Suggestions for Right Now
- Talk with your primary relational partner honestly – ask what they see that you need to work on before you add others to the mix. Remember that all romantic relationships – consensually non-monogamous or not – are to one degree or another an expression of our early childhood experiences, for better and worse. In fact, it is no secret to therapists that many of our childhood experiences with parents tend to recreate themselves in our adult lives. On the positive side, this may mean our adult relationships contain openness, honesty, laughter, mystery and intrigue, and commitment. On the other hand, it may also mean that our adult relationships are peppered with feelings of rejection, counterproductive arguing tactics, unmet expectations, betrayal, or even abuse. So, if you had a particularly difficult childhood or witnessed a lot of dysfunction within your parents’ relationships, adding multiple partners to your own is likely to increase your sense of internal conflict, as well as your external conflict with others, especially if you have never really processed that with someone.

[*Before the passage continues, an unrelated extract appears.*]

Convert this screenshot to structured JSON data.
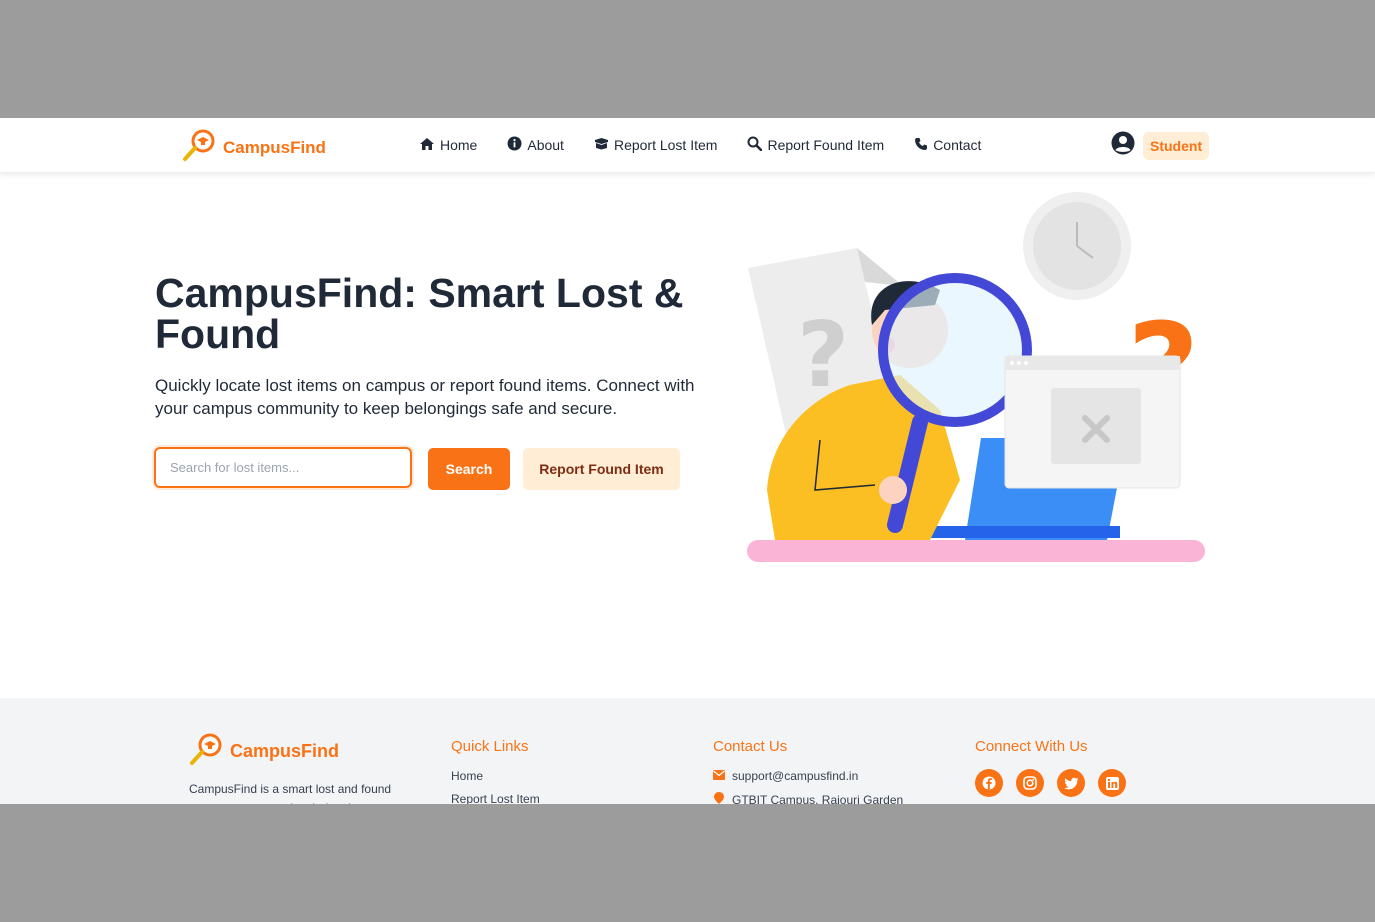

- Communicate, communicate, communicate! If you want to open up your relationship, it is important to discuss everything from desires to boundaries to “what if’s” (i.e., what if _____ happens even though we didn’t plan it – what then?”). For example, to start everyone might write out what they want from the new relationship. Differences of opinion are likely, and if an impasse is reached, counseling will help.
- If you wish to engage in an open relationship, it may be wise to discuss the notion that one partner may begin to feel neglected. This is likely to strain the primary relationship, especially if one or both partners have historically had issues with an abandoning parent or romantic partner. Date nights, open communication, and couples therapy can decrease feelings of abandonment. Always remember that good assertive communication can go a long way.
- With multiple relational partners, it can be easy to lose one’s self a bit. So, take time for yourself — yoga retreats, guided meditations, movie nights, etc. — all ways to increase self-care! We must be open, honest, and compassionate towards ourselves before we can be that way with anyone else.
- Safe-sex practices are a top discussion priority if you are considering a polyamorous relationship. Period.